The next governor, John Lynch, opposed expanding the leasehold to permit the expansion to state land in the West Bowl. He was opposed to a private enterprise “developing public land for private gain.” Additionally, since he had veto power, Governor Lynch refused to refer the matter of the leasehold expansion to the Executive Council, which advises the governor on contract matters.
His refusal to even present the request to them was a serious setback for the Muellers, who felt they were not being heard and their lease and understanding with DRED ignored. They also felt that they were being misrepresented to the public.
By December 2004, the National Park Service had told the state it would not object to the proposed expansion of the ski area. “The Park Service approval shows the expansion is consistent with the federal grant that helped build the ski area originally,” Gamble had noted at the time.
The Muellers offered to donate additional land to the state park to offset the creation of 50 acres of trails in the West Bowl. Lynch continued to object, and the Muellers sought relief through the Merrimack County Superior Court in October 2007.
In April 2009, their lawsuit was turned aside by a summary judgment ruling in favor of the State of New Hampshire. The Muellers appealed the ruling and remained hopeful that they might ultimately prevail regarding the interpretation of the leasehold.
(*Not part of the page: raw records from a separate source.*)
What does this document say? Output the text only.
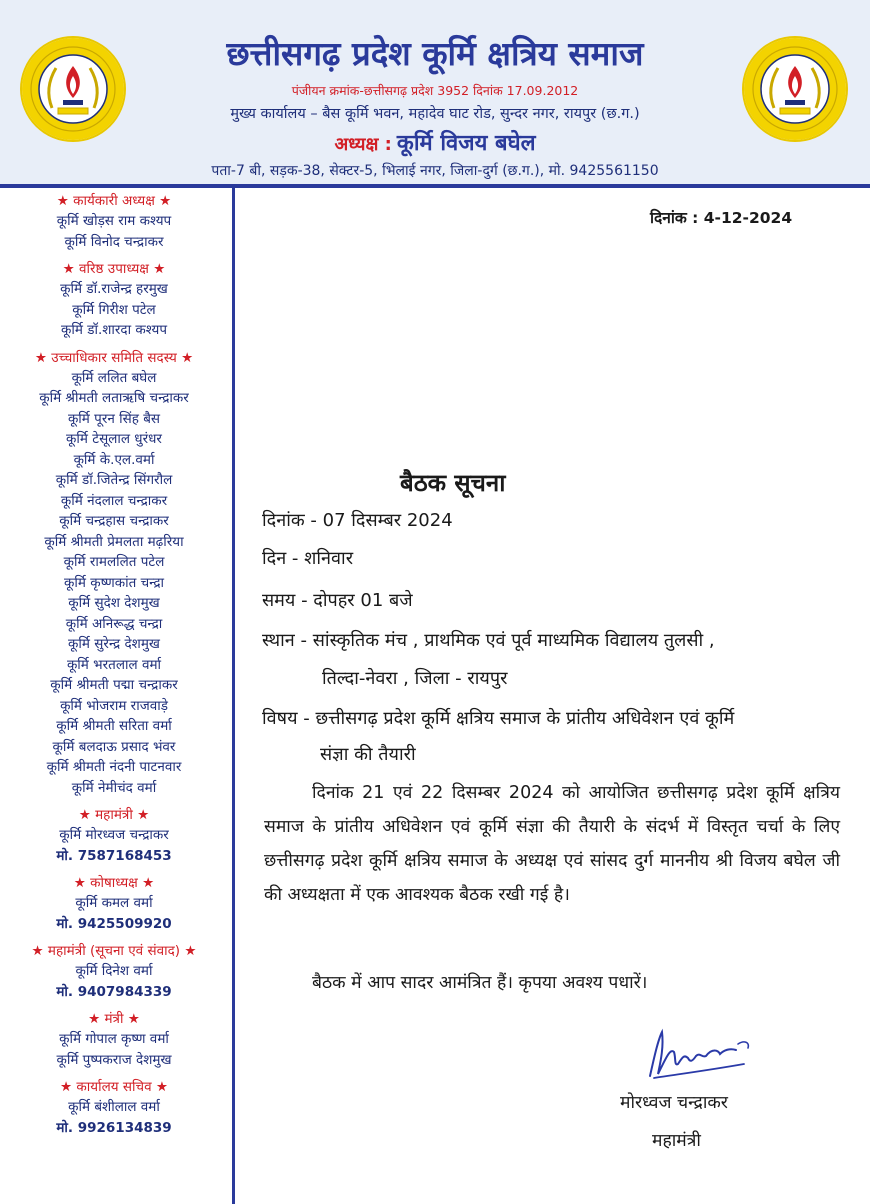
छत्तीसगढ़ प्रदेश कूर्मि क्षत्रिय समाज
पंजीयन क्रमांक-छत्तीसगढ़ प्रदेश 3952 दिनांक 17.09.2012
मुख्य कार्यालय – बैस कूर्मि भवन, महादेव घाट रोड, सुन्दर नगर, रायपुर (छ.ग.)
अध्यक्ष : कूर्मि विजय बघेल
पता-7 बी, सड़क-38, सेक्टर-5, भिलाई नगर, जिला-दुर्ग (छ.ग.), मो. 9425561150
★ कार्यकारी अध्यक्ष ★
कूर्मि खोड़स राम कश्यप
कूर्मि विनोद चन्द्राकर
★ वरिष्ठ उपाध्यक्ष ★
कूर्मि डॉ.राजेन्द्र हरमुख
कूर्मि गिरीश पटेल
कूर्मि डॉ.शारदा कश्यप
★ उच्चाधिकार समिति सदस्य ★
कूर्मि ललित बघेल
कूर्मि श्रीमती लताऋषि चन्द्राकर
कूर्मि पूरन सिंह बैस
कूर्मि टेसूलाल धुरंधर
कूर्मि के.एल.वर्मा
कूर्मि डॉ.जितेन्द्र सिंगरौल
कूर्मि नंदलाल चन्द्राकर
कूर्मि चन्द्रहास चन्द्राकर
कूर्मि श्रीमती प्रेमलता मढ़रिया
कूर्मि रामललित पटेल
कूर्मि कृष्णकांत चन्द्रा
कूर्मि सुदेश देशमुख
कूर्मि अनिरूद्ध चन्द्रा
कूर्मि सुरेन्द्र देशमुख
कूर्मि भरतलाल वर्मा
कूर्मि श्रीमती पद्मा चन्द्राकर
कूर्मि भोजराम राजवाड़े
कूर्मि श्रीमती सरिता वर्मा
कूर्मि बलदाऊ प्रसाद भंवर
कूर्मि श्रीमती नंदनी पाटनवार
कूर्मि नेमीचंद वर्मा
★ महामंत्री ★
कूर्मि मोरध्वज चन्द्राकर
मो. 7587168453
★ कोषाध्यक्ष ★
कूर्मि कमल वर्मा
मो. 9425509920
★ महामंत्री (सूचना एवं संवाद) ★
कूर्मि दिनेश वर्मा
मो. 9407984339
★ मंत्री ★
कूर्मि गोपाल कृष्ण वर्मा
कूर्मि पुष्पकराज देशमुख
★ कार्यालय सचिव ★
कूर्मि बंशीलाल वर्मा
मो. 9926134839
दिनांक : 4-12-2024
बैठक सूचना
दिनांक - 07 दिसम्बर 2024
दिन - शनिवार
समय - दोपहर 01 बजे
स्थान - सांस्कृतिक मंच , प्राथमिक एवं पूर्व माध्यमिक विद्यालय तुलसी ,
तिल्दा-नेवरा , जिला - रायपुर
विषय - छत्तीसगढ़ प्रदेश कूर्मि क्षत्रिय समाज के प्रांतीय अधिवेशन एवं कूर्मि
संज्ञा की तैयारी

दिनांक 21 एवं 22 दिसम्बर 2024 को आयोजित छत्तीसगढ़ प्रदेश कूर्मि क्षत्रिय समाज के प्रांतीय अधिवेशन एवं कूर्मि संज्ञा की तैयारी के संदर्भ में विस्तृत चर्चा के लिए छत्तीसगढ़ प्रदेश कूर्मि क्षत्रिय समाज के अध्यक्ष एवं सांसद दुर्ग माननीय श्री विजय बघेल जी की अध्यक्षता में एक आवश्यक बैठक रखी गई है।

बैठक में आप सादर आमंत्रित हैं। कृपया अवश्य पधारें।
मोरध्वज चन्द्राकर
महामंत्री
Successful at the State Supreme Court and finally with the trial court, the Muellers’ patience and continued efforts to say nothing of their willingness to listen to opponents and make concessions have led to an agreement that would allow them to be complete the expansion. This is good news for holders of Okemo passes that are also good at Mount Sunapee as well as for the College 4.0 passholders who can ski at Killington, Pico, Okemo, and Sunapee.
But when asked about any continued opposition to the expansion project given all the conditions imposed by DRED, Tim Mueller said in an email to the Mountain Times, “Some opponents have said that they are going to sue the State to try and reverse the decision. If they do, I am very confident that they will not win, but suits can take a lot of time.”
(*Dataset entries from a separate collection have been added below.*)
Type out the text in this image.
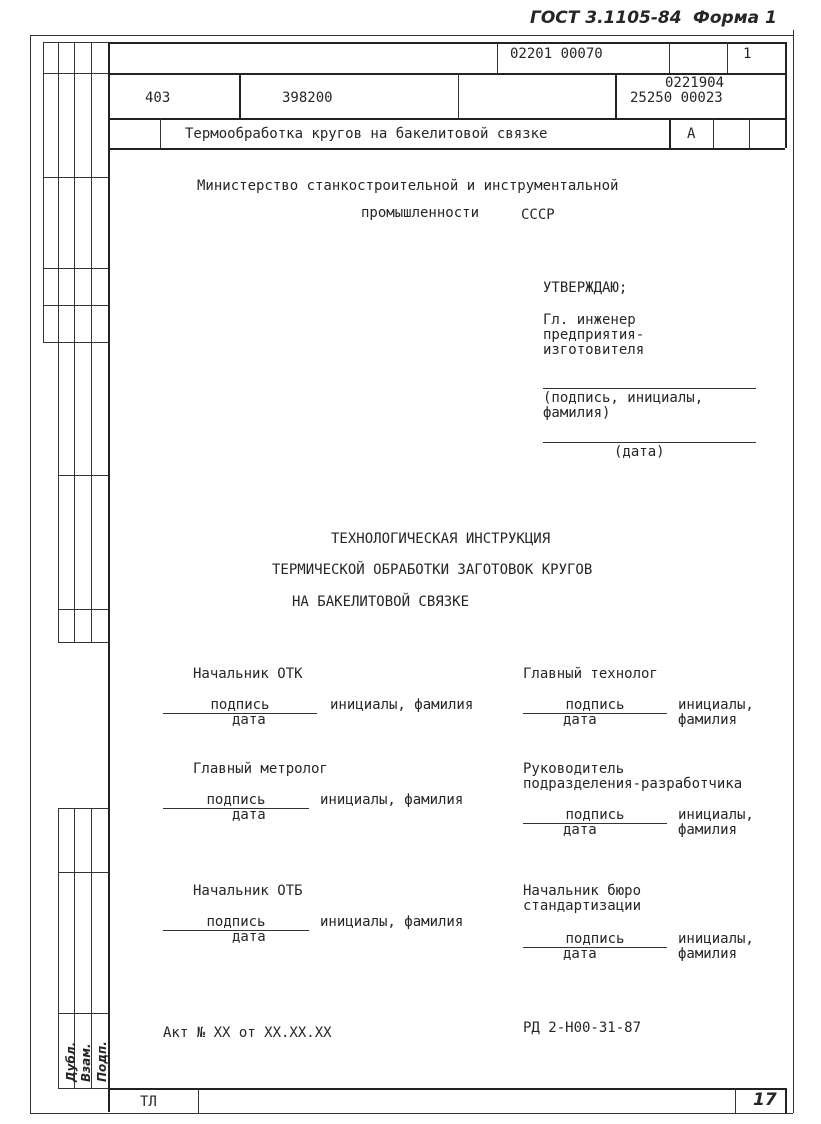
ГОСТ 3.1105-84 Форма 1
Дубл. Взам. Подп.
02201 00070	1
403	398200
0221904
25250 00023
Термообработка кругов на бакелитовой связке	А
Министерство станкостроительной и инструментальной
промышленности	СССР
УТВЕРЖДАЮ;
Гл. инженер
предприятия-
изготовителя
(подпись, инициалы,
фамилия)
(дата)
ТЕХНОЛОГИЧЕСКАЯ ИНСТРУКЦИЯ
ТЕРМИЧЕСКОЙ ОБРАБОТКИ ЗАГОТОВОК КРУГОВ
НА БАКЕЛИТОВОЙ СВЯЗКЕ
Начальник ОТК
подпись	инициалы, фамилия
дата
Главный технолог
подпись	инициалы,
дата	фамилия
Главный метролог
подпись	инициалы, фамилия
дата
Руководитель
подразделения-разработчика
подпись	инициалы,
дата	фамилия
Начальник ОТБ
подпись	инициалы, фамилия
дата
Начальник бюро
стандартизации
подпись	инициалы,
дата	фамилия
Акт № XX от XX.XX.XX	РД 2-Н00-31-87
ТЛ	17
Mueller added, “We are pleased to have the approval. The process was an exhaustive and factual one that will benefit the state park and the environment. The decision also meets the need for Mount Sunapee Resort to be completed and remain competitive in the challenging ski industry.”
He also credited working with Commissioner Rose since 2013 with enabling progress to be made and added that “the additional 10-year lease option is appreciated for all of the delays and will allow Mount Sunapee to recoup the investment that will be made in the West Bowl Project once permits are received.”
In explaining their perseverance, Mueller said that he and Diane have always “expected some bumps in the road when undertaking projects. However, these were more than bumps in the road,” he said.
Despite that, they “still have faith in the process and believe that through good communication we can prevail. We take pleasure in improving ski areas so that they become successful, sustainable mountain resorts that meet guest expectations and take pride in creating jobs and contributing to a region’s social and economic fabric,” he added.